= Lickorish–Wallace theorem =

Characterizes closed, orientable, connected 3-manifolds via Dehn surgery on a 3-sphere

In mathematics, the Lickorish–Wallace theorem in the theory of 3-manifolds states that any closed, orientable, connected 3-manifold may be obtained by performing Dehn surgery on a framed link in the 3-sphere with ±1 surgery coefficients. Furthermore, each component of the link can be assumed to be unknotted.

The theorem was proved in the early 1960s by W. B. R. Lickorish and Andrew H. Wallace, independently and by different methods. Lickorish's proof rested on the Lickorish twist theorem, which states that any orientable automorphism of a closed orientable surface is generated by Dehn twists along 3g − 1 specific simple closed curves in the surface, where g denotes the genus of the surface. Wallace's proof was more general and involved adding handles to the boundary of a higher-dimensional ball.

A corollary of the theorem is that every closed, orientable 3-manifold bounds a simply-connected compact 4-manifold.
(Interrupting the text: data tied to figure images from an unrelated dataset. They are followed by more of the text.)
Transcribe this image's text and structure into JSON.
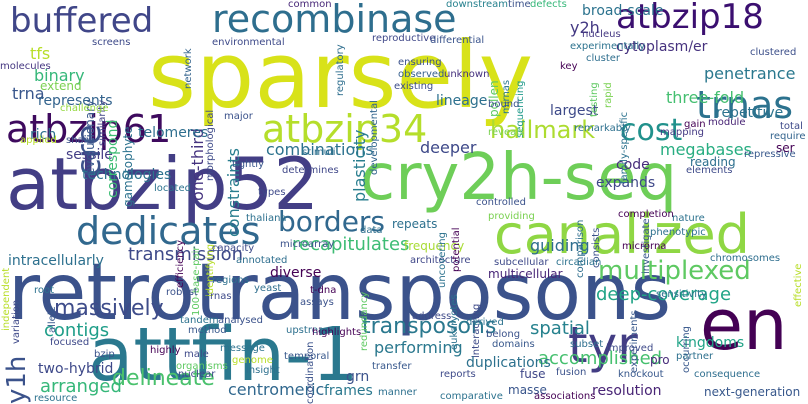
{
  "words": [
    {
      "text": "sparsely",
      "color": "#d8e219"
    },
    {
      "text": "retrotransposons",
      "color": "#3b528b"
    },
    {
      "text": "atbzip52",
      "color": "#433e85"
    },
    {
      "text": "cry2h-seq",
      "color": "#6ece58"
    },
    {
      "text": "attfin-1",
      "color": "#2a788e"
    },
    {
      "text": "canalized",
      "color": "#8fd744"
    },
    {
      "text": "recombinase",
      "color": "#2e6e8e"
    },
    {
      "text": "dedicates",
      "color": "#31688e"
    },
    {
      "text": "en",
      "color": "#440154"
    },
    {
      "text": "atbzip61",
      "color": "#3e0a5e"
    },
    {
      "text": "atbzip34",
      "color": "#b5de2b"
    },
    {
      "text": "atbzip18",
      "color": "#3b0f70"
    },
    {
      "text": "buffered",
      "color": "#404688"
    },
    {
      "text": "tyr",
      "color": "#433d84"
    },
    {
      "text": "trnas",
      "color": "#2c728e"
    },
    {
      "text": "cre",
      "color": "#3b528b"
    },
    {
      "text": "hallmark",
      "color": "#addc30"
    },
    {
      "text": "multiplexed",
      "color": "#5ec962"
    },
    {
      "text": "borders",
      "color": "#31688e"
    },
    {
      "text": "cost",
      "color": "#21918c"
    },
    {
      "text": "transposons",
      "color": "#2a788e"
    },
    {
      "text": "recapitulates",
      "color": "#3dbc74"
    },
    {
      "text": "transmission",
      "color": "#3e4989"
    },
    {
      "text": "deep-coverage",
      "color": "#20a486"
    },
    {
      "text": "accomplished",
      "color": "#46c06f"
    },
    {
      "text": "spatial",
      "color": "#26828e"
    },
    {
      "text": "y1h",
      "color": "#3b528b"
    },
    {
      "text": "megabases",
      "color": "#27ad81"
    },
    {
      "text": "guiding",
      "color": "#2e6d8e"
    },
    {
      "text": "constraints",
      "color": "#287d8e"
    },
    {
      "text": "massively",
      "color": "#3e4c8a"
    },
    {
      "text": "delineate",
      "color": "#4ac16d"
    },
    {
      "text": "centromeric",
      "color": "#31688e"
    },
    {
      "text": "contigs",
      "color": "#1f9e89"
    },
    {
      "text": "combinations",
      "color": "#2c728e"
    },
    {
      "text": "arranged",
      "color": "#35b779"
    },
    {
      "text": "penetrance",
      "color": "#2a788e"
    },
    {
      "text": "three-fold",
      "color": "#44bf70"
    },
    {
      "text": "repetitive",
      "color": "#2c738e"
    },
    {
      "text": "one-third",
      "color": "#463480"
    },
    {
      "text": "tfs",
      "color": "#b8de29"
    },
    {
      "text": "binary",
      "color": "#35b779"
    },
    {
      "text": "intracellularly",
      "color": "#2d708e"
    },
    {
      "text": "deeper",
      "color": "#3e4989"
    },
    {
      "text": "code",
      "color": "#472d7b"
    },
    {
      "text": "y2h",
      "color": "#443983"
    },
    {
      "text": "cytoplasm/er",
      "color": "#46327e"
    },
    {
      "text": "trna",
      "color": "#39568c"
    },
    {
      "text": "sessile",
      "color": "#433e85"
    },
    {
      "text": "two-hybrid",
      "color": "#3e4989"
    },
    {
      "text": "kingdoms",
      "color": "#20a386"
    },
    {
      "text": "grn",
      "color": "#3b528b"
    },
    {
      "text": "frames",
      "color": "#2a788e"
    },
    {
      "text": "resolution",
      "color": "#482475"
    },
    {
      "text": "performing",
      "color": "#2a788e"
    },
    {
      "text": "duplications",
      "color": "#2d718e"
    },
    {
      "text": "next-generation",
      "color": "#38588c"
    },
    {
      "text": "technologies",
      "color": "#2c728e"
    },
    {
      "text": "expands",
      "color": "#3f4889"
    },
    {
      "text": "multicellular",
      "color": "#482677"
    },
    {
      "text": "diverse",
      "color": "#440154"
    },
    {
      "text": "largest",
      "color": "#3e4a89"
    },
    {
      "text": "lineage",
      "color": "#2d708e"
    },
    {
      "text": "plasticity",
      "color": "#287d8e"
    },
    {
      "text": "broad-scale",
      "color": "#2c738e"
    },
    {
      "text": "represents",
      "color": "#33638d"
    },
    {
      "text": "rich",
      "color": "#2d718e"
    },
    {
      "text": "telomeres",
      "color": "#2e6e8e"
    },
    {
      "text": "ser",
      "color": "#440154"
    },
    {
      "text": "frequency",
      "color": "#a8db34"
    },
    {
      "text": "masse",
      "color": "#39558c"
    },
    {
      "text": "fuse",
      "color": "#3f4788"
    },
    {
      "text": "pro",
      "color": "#472c7a"
    },
    {
      "text": "repeats",
      "color": "#2d708e"
    },
    {
      "text": "correspond",
      "color": "#3dbc74"
    },
    {
      "text": "gametophyte",
      "color": "#2c728e"
    },
    {
      "text": "reading",
      "color": "#2d708e"
    },
    {
      "text": "evolutionary",
      "color": "#38588c"
    },
    {
      "text": "extend",
      "color": "#7ad151"
    },
    {
      "text": "similarity",
      "color": "#414487"
    },
    {
      "text": "molecules",
      "color": "#453781"
    },
    {
      "text": "challenge",
      "color": "#95d840"
    },
    {
      "text": "applied",
      "color": "#b8de29"
    },
    {
      "text": "share",
      "color": "#3b528b"
    },
    {
      "text": "environmental",
      "color": "#3e4a89"
    },
    {
      "text": "network",
      "color": "#33638d"
    },
    {
      "text": "experimentally",
      "color": "#2c728e"
    },
    {
      "text": "cluster",
      "color": "#2e6e8e"
    },
    {
      "text": "screens",
      "color": "#3e4a89"
    },
    {
      "text": "common",
      "color": "#482878"
    },
    {
      "text": "downstream",
      "color": "#26818e"
    },
    {
      "text": "time",
      "color": "#3b528b"
    },
    {
      "text": "defects",
      "color": "#35b779"
    },
    {
      "text": "nucleus",
      "color": "#453882"
    },
    {
      "text": "reproductive",
      "color": "#3f4788"
    },
    {
      "text": "differential",
      "color": "#3a548c"
    },
    {
      "text": "key",
      "color": "#440154"
    },
    {
      "text": "testing",
      "color": "#5ec962"
    },
    {
      "text": "clustered",
      "color": "#3c4f8a"
    },
    {
      "text": "rapid",
      "color": "#7ad151"
    },
    {
      "text": "family-specific",
      "color": "#2c728e"
    },
    {
      "text": "pollen",
      "color": "#5ec962"
    },
    {
      "text": "ensuring",
      "color": "#3b528b"
    },
    {
      "text": "observed",
      "color": "#355f8d"
    },
    {
      "text": "unknown",
      "color": "#46327e"
    },
    {
      "text": "sequencing",
      "color": "#1f9a8a"
    },
    {
      "text": "mirnas",
      "color": "#2a788e"
    },
    {
      "text": "developmental",
      "color": "#32658e"
    },
    {
      "text": "morphological",
      "color": "#3e4a89"
    },
    {
      "text": "existing",
      "color": "#3d4d8a"
    },
    {
      "text": "regulatory",
      "color": "#2e6e8e"
    },
    {
      "text": "bound",
      "color": "#3b528b"
    },
    {
      "text": "remarkably",
      "color": "#2d708e"
    },
    {
      "text": "gain",
      "color": "#440154"
    },
    {
      "text": "module",
      "color": "#482475"
    },
    {
      "text": "total",
      "color": "#3e4a89"
    },
    {
      "text": "require",
      "color": "#33638d"
    },
    {
      "text": "mapping",
      "color": "#443983"
    },
    {
      "text": "repressive",
      "color": "#38588c"
    },
    {
      "text": "major",
      "color": "#3b528b"
    },
    {
      "text": "reveals",
      "color": "#7ad151"
    },
    {
      "text": "stimuli",
      "color": "#2e6e8e"
    },
    {
      "text": "tightly",
      "color": "#39568c"
    },
    {
      "text": "determines",
      "color": "#3f4788"
    },
    {
      "text": "located",
      "color": "#2c728e"
    },
    {
      "text": "efficiency",
      "color": "#440154"
    },
    {
      "text": "100-base-pair",
      "color": "#5ec962"
    },
    {
      "text": "types",
      "color": "#3e4989"
    },
    {
      "text": "identifying",
      "color": "#b8de29"
    },
    {
      "text": "data",
      "color": "#2d708e"
    },
    {
      "text": "architecture",
      "color": "#3f4788"
    },
    {
      "text": "uncovering",
      "color": "#2c728e"
    },
    {
      "text": "potential",
      "color": "#440154"
    },
    {
      "text": "controlled",
      "color": "#3b528b"
    },
    {
      "text": "comparison",
      "color": "#2e6e8e"
    },
    {
      "text": "investigate",
      "color": "#38588c"
    },
    {
      "text": "elements",
      "color": "#3e4a89"
    },
    {
      "text": "completion",
      "color": "#440154"
    },
    {
      "text": "nature",
      "color": "#2c728e"
    },
    {
      "text": "providing",
      "color": "#7ad151"
    },
    {
      "text": "consists",
      "color": "#3b528b"
    },
    {
      "text": "phenotypic",
      "color": "#2d708e"
    },
    {
      "text": "chromosomes",
      "color": "#2e6e8e"
    },
    {
      "text": "effective",
      "color": "#b8de29"
    },
    {
      "text": "subcellular",
      "color": "#3e4a89"
    },
    {
      "text": "circadian",
      "color": "#2c728e"
    },
    {
      "text": "microrna",
      "color": "#440154"
    },
    {
      "text": "occurring",
      "color": "#38588c"
    },
    {
      "text": "thaliana",
      "color": "#2d708e"
    },
    {
      "text": "capacity",
      "color": "#3e4a89"
    },
    {
      "text": "microarray",
      "color": "#3b528b"
    },
    {
      "text": "annotated",
      "color": "#2e6e8e"
    },
    {
      "text": "independent",
      "color": "#b8de29"
    },
    {
      "text": "variation",
      "color": "#3e4989"
    },
    {
      "text": "root",
      "color": "#2c728e"
    },
    {
      "text": "allele",
      "color": "#38588c"
    },
    {
      "text": "regions",
      "color": "#2d708e"
    },
    {
      "text": "robust",
      "color": "#3b528b"
    },
    {
      "text": "rnas",
      "color": "#3e4a89"
    },
    {
      "text": "yeast",
      "color": "#2e6e8e"
    },
    {
      "text": "t-dna",
      "color": "#440154"
    },
    {
      "text": "assays",
      "color": "#3b528b"
    },
    {
      "text": "redundancy",
      "color": "#5ec962"
    },
    {
      "text": "eukaryotes",
      "color": "#2c728e"
    },
    {
      "text": "interacting",
      "color": "#3e4a89"
    },
    {
      "text": "experiments",
      "color": "#38588c"
    },
    {
      "text": "sensitivity",
      "color": "#2d708e"
    },
    {
      "text": "focused",
      "color": "#3e4989"
    },
    {
      "text": "tandem",
      "color": "#2c728e"
    },
    {
      "text": "analysed",
      "color": "#3b528b"
    },
    {
      "text": "method",
      "color": "#38588c"
    },
    {
      "text": "upstream",
      "color": "#2d708e"
    },
    {
      "text": "highlights",
      "color": "#440154"
    },
    {
      "text": "address",
      "color": "#3e4a89"
    },
    {
      "text": "derived",
      "color": "#2c728e"
    },
    {
      "text": "belong",
      "color": "#3b528b"
    },
    {
      "text": "domains",
      "color": "#38588c"
    },
    {
      "text": "subset",
      "color": "#2e6e8e"
    },
    {
      "text": "improved",
      "color": "#3e4a89"
    },
    {
      "text": "partner",
      "color": "#2d708e"
    },
    {
      "text": "bzip",
      "color": "#3b528b"
    },
    {
      "text": "highly",
      "color": "#440154"
    },
    {
      "text": "male",
      "color": "#3e4a89"
    },
    {
      "text": "message",
      "color": "#2c728e"
    },
    {
      "text": "temporal",
      "color": "#38588c"
    },
    {
      "text": "genome",
      "color": "#b8de29"
    },
    {
      "text": "insight",
      "color": "#2d708e"
    },
    {
      "text": "nuclear",
      "color": "#3e4989"
    },
    {
      "text": "resource",
      "color": "#2c728e"
    },
    {
      "text": "organisms",
      "color": "#5ec962"
    },
    {
      "text": "coordination",
      "color": "#3b528b"
    },
    {
      "text": "transfer",
      "color": "#38588c"
    },
    {
      "text": "manner",
      "color": "#2d708e"
    },
    {
      "text": "reports",
      "color": "#3e4a89"
    },
    {
      "text": "comparative",
      "color": "#2c728e"
    },
    {
      "text": "associations",
      "color": "#440154"
    },
    {
      "text": "fusion",
      "color": "#3b528b"
    },
    {
      "text": "knockout",
      "color": "#38588c"
    },
    {
      "text": "consequence",
      "color": "#2e6e8e"
    }
  ]
}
By using his work on automorphisms of non-orientable surfaces, Lickorish also showed that every closed, non-orientable, connected 3-manifold is obtained by Dehn surgery on a link in the non-orientable 2-sphere bundle over the circle. Similar to the orientable case, the surgery can be done in a special way which allows the conclusion that every closed, non-orientable 3-manifold bounds a compact 4-manifold.